Game Theory 2.18

Lemior really came through for us. Less than an hour later we’re settling into a lovely little boarding house with a courtyard. It’s even got a proper bathroom, for Jeodine values of. There are no other boarders. Lemior introduced the middle-aged woman who seemed to own the place as his aunt Jalsone, which was immediately reassuring, especially as it also meant he was happy to stay and keep her company while he waited for us to get ourselves settled in.

I open the shutters in the room I’ve been given. I’ll close them again shortly to keep the sun and the heat out, but I want to take a look. We’re a little way up the valley, and I get a view over rooftops and the harbour itself, the water glittering in the sun. “It’s perfect,” I say to Sam. “Can we afford this.”
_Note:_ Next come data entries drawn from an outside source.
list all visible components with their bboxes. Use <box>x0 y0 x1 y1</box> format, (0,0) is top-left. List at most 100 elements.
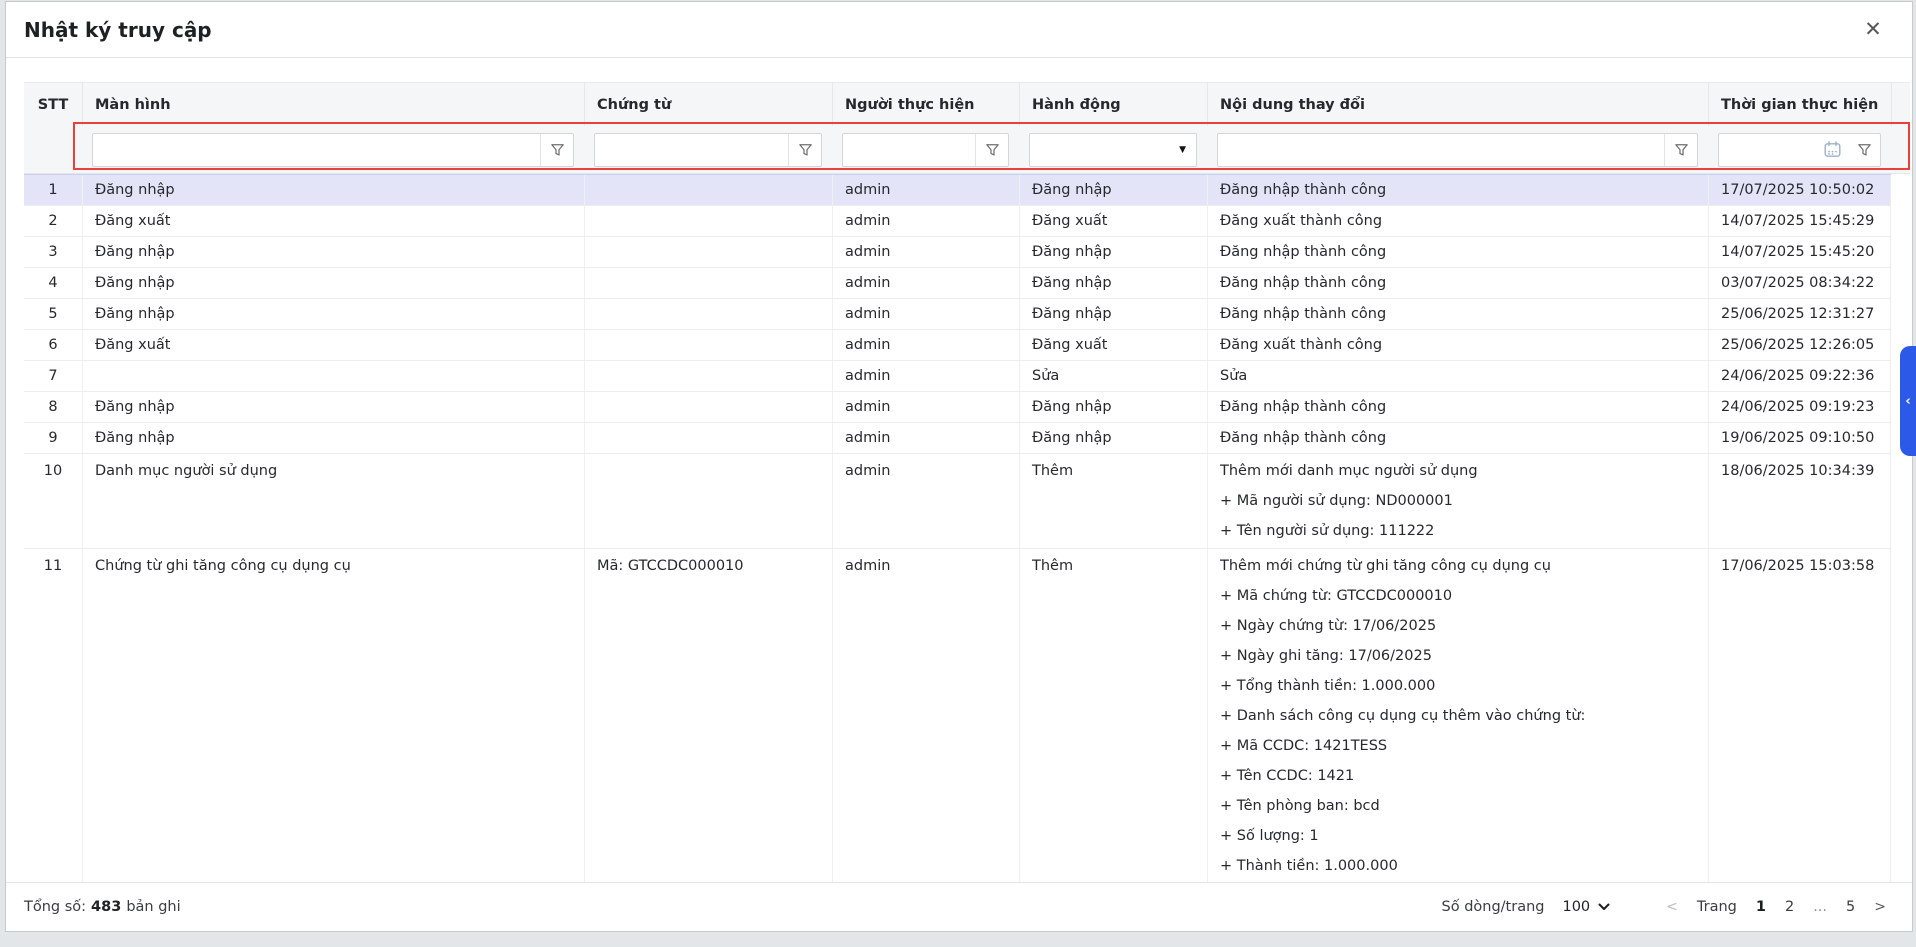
cell-nguoi-thuc-hien: admin <box>832 237 1019 267</box>
cell-stt: 6 <box>24 330 82 360</box>
filter-input-man_hinh[interactable] <box>93 134 540 166</box>
table-row[interactable]: 6Đăng xuấtadminĐăng xuấtĐăng xuất thành … <box>24 330 1891 361</box>
table-row[interactable]: 9Đăng nhậpadminĐăng nhậpĐăng nhập thành … <box>24 423 1891 454</box>
cell-noi-dung: Đăng nhập thành công <box>1207 237 1708 267</box>
cell-hanh-dong: Đăng nhập <box>1019 237 1207 267</box>
header-gutter <box>1891 83 1912 126</box>
table-row[interactable]: 8Đăng nhậpadminĐăng nhậpĐăng nhập thành … <box>24 392 1891 423</box>
table-row[interactable]: 2Đăng xuấtadminĐăng xuấtĐăng xuất thành … <box>24 206 1891 237</box>
column-header-hanh_dong[interactable]: Hành động <box>1019 83 1207 126</box>
cell-hanh-dong: Đăng nhập <box>1019 299 1207 329</box>
rows-per-page-label: Số dòng/trang <box>1442 899 1545 915</box>
cell-chung-tu: Mã: GTCCDC000010 <box>584 549 832 882</box>
cell-man-hinh: Đăng xuất <box>82 330 584 360</box>
chevron-left-icon: ‹ <box>1905 394 1910 409</box>
date-picker-button[interactable] <box>1816 134 1848 166</box>
pagination: < Trang 12...5 > <box>1666 899 1886 915</box>
page-button-2[interactable]: 2 <box>1785 899 1794 915</box>
cell-thoi-gian: 25/06/2025 12:26:05 <box>1708 330 1891 360</box>
column-header-thoi_gian[interactable]: Thời gian thực hiện <box>1708 83 1891 126</box>
table-row[interactable]: 7adminSửaSửa24/06/2025 09:22:36 <box>24 361 1891 392</box>
cell-nguoi-thuc-hien: admin <box>832 423 1019 453</box>
rows-per-page: Số dòng/trang 100 <box>1442 899 1611 915</box>
access-log-modal: Nhật ký truy cập ✕ STTMàn hìnhChứng từNg… <box>6 2 1912 931</box>
table-row[interactable]: 1Đăng nhậpadminĐăng nhậpĐăng nhập thành … <box>24 174 1891 206</box>
filter-input-chung_tu[interactable] <box>595 134 788 166</box>
filter-control-chung_tu <box>594 133 822 167</box>
cell-noi-dung: Đăng nhập thành công <box>1207 423 1708 453</box>
column-header-man_hinh[interactable]: Màn hình <box>82 83 584 126</box>
cell-man-hinh <box>82 361 584 391</box>
content-line: + Mã chứng từ: GTCCDC000010 <box>1220 581 1696 611</box>
rows-per-page-select[interactable]: 100 <box>1562 899 1610 915</box>
filter-cell-chung_tu <box>584 126 832 173</box>
cell-man-hinh: Đăng nhập <box>82 299 584 329</box>
table-row[interactable]: 4Đăng nhậpadminĐăng nhậpĐăng nhập thành … <box>24 268 1891 299</box>
filter-button-man_hinh[interactable] <box>541 134 573 166</box>
content-line: Đăng nhập thành công <box>1220 392 1696 422</box>
prev-page-button[interactable]: < <box>1666 899 1678 915</box>
content-line: + Mã CCDC: 1421TESS <box>1220 731 1696 761</box>
table-row[interactable]: 11Chứng từ ghi tăng công cụ dụng cụMã: G… <box>24 549 1891 882</box>
cell-man-hinh: Danh mục người sử dụng <box>82 454 584 548</box>
column-header-noi_dung[interactable]: Nội dung thay đổi <box>1207 83 1708 126</box>
cell-noi-dung: Đăng xuất thành công <box>1207 330 1708 360</box>
cell-stt: 5 <box>24 299 82 329</box>
filter-input-noi_dung[interactable] <box>1218 134 1664 166</box>
cell-hanh-dong: Thêm <box>1019 454 1207 548</box>
cell-hanh-dong: Đăng nhập <box>1019 175 1207 205</box>
filter-funnel-icon <box>549 141 566 158</box>
cell-nguoi-thuc-hien: admin <box>832 549 1019 882</box>
cell-thoi-gian: 19/06/2025 09:10:50 <box>1708 423 1891 453</box>
cell-stt: 3 <box>24 237 82 267</box>
page-button-5[interactable]: 5 <box>1846 899 1855 915</box>
panel-collapse-tab[interactable]: ‹ <box>1900 346 1916 456</box>
filter-input-thoi_gian[interactable] <box>1719 134 1816 166</box>
cell-noi-dung: Sửa <box>1207 361 1708 391</box>
filter-cell-hanh_dong: ▼ <box>1019 126 1207 173</box>
cell-chung-tu <box>584 268 832 298</box>
filter-input-nguoi_thuc_hien[interactable] <box>843 134 975 166</box>
content-line: Sửa <box>1220 361 1696 391</box>
filter-select-hanh_dong[interactable]: ▼ <box>1029 133 1197 167</box>
cell-thoi-gian: 17/06/2025 15:03:58 <box>1708 549 1891 882</box>
filter-button-chung_tu[interactable] <box>789 134 821 166</box>
page-numbers: 12...5 <box>1756 899 1855 915</box>
table-row[interactable]: 5Đăng nhậpadminĐăng nhậpĐăng nhập thành … <box>24 299 1891 330</box>
cell-hanh-dong: Đăng nhập <box>1019 268 1207 298</box>
cell-stt: 10 <box>24 454 82 548</box>
filter-button-nguoi_thuc_hien[interactable] <box>976 134 1008 166</box>
cell-noi-dung: Đăng nhập thành công <box>1207 268 1708 298</box>
cell-nguoi-thuc-hien: admin <box>832 361 1019 391</box>
cell-chung-tu <box>584 454 832 548</box>
content-line: + Thành tiền: 1.000.000 <box>1220 851 1696 881</box>
column-header-stt[interactable]: STT <box>24 83 82 126</box>
filter-button-noi_dung[interactable] <box>1665 134 1697 166</box>
cell-stt: 8 <box>24 392 82 422</box>
filter-button-thoi_gian[interactable] <box>1848 134 1880 166</box>
cell-thoi-gian: 25/06/2025 12:31:27 <box>1708 299 1891 329</box>
content-line: Thêm mới chứng từ ghi tăng công cụ dụng … <box>1220 551 1696 581</box>
page-button-1[interactable]: 1 <box>1756 899 1766 915</box>
content-line: + Số lượng: 1 <box>1220 821 1696 851</box>
table-row[interactable]: 3Đăng nhậpadminĐăng nhậpĐăng nhập thành … <box>24 237 1891 268</box>
filter-control-noi_dung <box>1217 133 1698 167</box>
filter-funnel-icon <box>1673 141 1690 158</box>
content-line: Đăng nhập thành công <box>1220 299 1696 329</box>
table-row[interactable]: 10Danh mục người sử dụngadminThêmThêm mớ… <box>24 454 1891 549</box>
table-filter-row: ▼ <box>24 126 1910 174</box>
close-button[interactable]: ✕ <box>1858 15 1888 45</box>
filter-cell-man_hinh <box>82 126 584 173</box>
next-page-button[interactable]: > <box>1874 899 1886 915</box>
content-line: Đăng nhập thành công <box>1220 423 1696 453</box>
cell-thoi-gian: 03/07/2025 08:34:22 <box>1708 268 1891 298</box>
cell-thoi-gian: 24/06/2025 09:22:36 <box>1708 361 1891 391</box>
content-line: Đăng xuất thành công <box>1220 206 1696 236</box>
footer-right: Số dòng/trang 100 < Trang 12...5 > <box>1442 899 1886 915</box>
cell-chung-tu <box>584 392 832 422</box>
column-header-nguoi_thuc_hien[interactable]: Người thực hiện <box>832 83 1019 126</box>
cell-chung-tu <box>584 361 832 391</box>
content-line: + Mã người sử dụng: ND000001 <box>1220 486 1696 516</box>
column-header-chung_tu[interactable]: Chứng từ <box>584 83 832 126</box>
cell-man-hinh: Đăng nhập <box>82 175 584 205</box>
“For a while. It’s surprisingly cheap.” She joins me by the window and hitches herself up to sit on the wide windowsill. I can hear the children running around already, happy to be on land and with room to go a little wild. Beni’s pretty much taken charge, being the one of us most used to living shoreside. “And we’re marketeers. We’ve got enough currency to keep us going for a month or two, I reckon.”

“It’s funny,” I say suddenly, surprising myself with the thought.

“What?”

I point at the water in the harbour in the middle distance. “I think this is the furthest I’ve been from the sea since we got here.” For the large value of ‘here’. “Feels weird.”

Sam turns on the windowsill-seat to look where I pointed. “Yeah, me too. Got your land-legs yet?”

“Not really.” It always takes me ages to stop thinking the ground is moving. I look down at the street we’re overlooking. It’s quiet, off the main routes through the city. It looks clean, if a little dilapidated, rather like the boarding house itself, and the whole city: like it had seen more prosperous days.

“Chi said there aren’t enough ships,” Sam says, almost as if following my thoughts. “Well, she was only here when Market was, of course, but she said it was more than that.”

“This harbour’s big enough Market wouldn’t fill it,” I agree.

“She said it’s quieter than she remembers, like there’s not as many people. She says she doesn’t remember there being people living on the streets. I don’t know, she was just a kid…”

I shrug. “And a place like this going empty and cheap. In a capital.”

Sam nods. “Would Fareis dropping this place from her route affect it that much? This is a big city.”

“Maybe she wasn’t the only Satthei who dropped it.” It stood to reason a city like this should be on the routes of several Satthei-led marketeer fleets in any given year.

“Jesus, what did they do to piss them off?”

“Well, it’s supposition,” I say. “Shall we see if Lemior wants to tell us more?”

We go downstairs, and find Lemior in a talkative mood, helped a little by his aunt’s tea, I wonder. “Will the Sattheis be coming back here?” he asks, right off.

Well, that’s one question answered. “What do you know about why they left in the first place?” Sam asks.

“Nothing. Nobody knows. They just… One by one they stopped coming back.”

“Who was the first?” I ask.

He looks right at me. “Encelion, Mistress. Excuse me, but you look like you might be old enough to remember why.”

I shake my head. “How long ago?”

“Twenty three years, I think? I was only a boy—”

He stops, seeing the way Sam and I are looking at each other. We don’t say it in front of him. It looks like Encelion didn’t come back because she was destroyed, but Fareis and the others? Fareis stopped coming thirteen or so years ago.

Does he even realise Encelion was destroyed, I wonder.

“On an unrelated matter,” I say carefully, “have you ever heard of someone who calls himself ‘the Gyrefalcon?’”

Lemior looks at me blankly.

“He was involved with the conflict with Kaleshha, a few years ago,” Sam prompts.

“Oh I don’t know, that was years ago, wasn’t it?”

“He married the princess Hanima,” Sam adds. “I understand she came from here.”

“Ohhhh. The Lady Hanima,” Lemior says. I can feel my pulse quickening. “We don’t have…”

“No monarchy. Of course, my mistake. We’ve been following stories, you know how things get exaggerated.” Sam smiles disarmingly. “Is she still married?”

“Yes of course. Lord Hajarean—”

“Hajarean! Of course!” Sam exclaims, snapping her fingers. I’m not sure if she’s pretending, or if she’s remembering something from that game played so long ago. Thinking about it, it must only be a couple of years ago in her memory. “He used the name Gyrefalcon on his adventures. They say he helped save the world. You didn’t know?”

Lemior shakes his head.

“A little bird told us we might find him here,” Sam continues. “How long ago did they marry, do you know?”

“Oh it was before I was born. Aunt?”

“It was more than thirty years ago, I’m sure.” Lemior’s aunt says.

It takes Sam and I a little while to get past that. Thirty years. More than thirty years.

Gyre Falcon is going to be an old man.

“Hey, let’s get down to the office and pay the harbour fees, shall we?” Sam offers.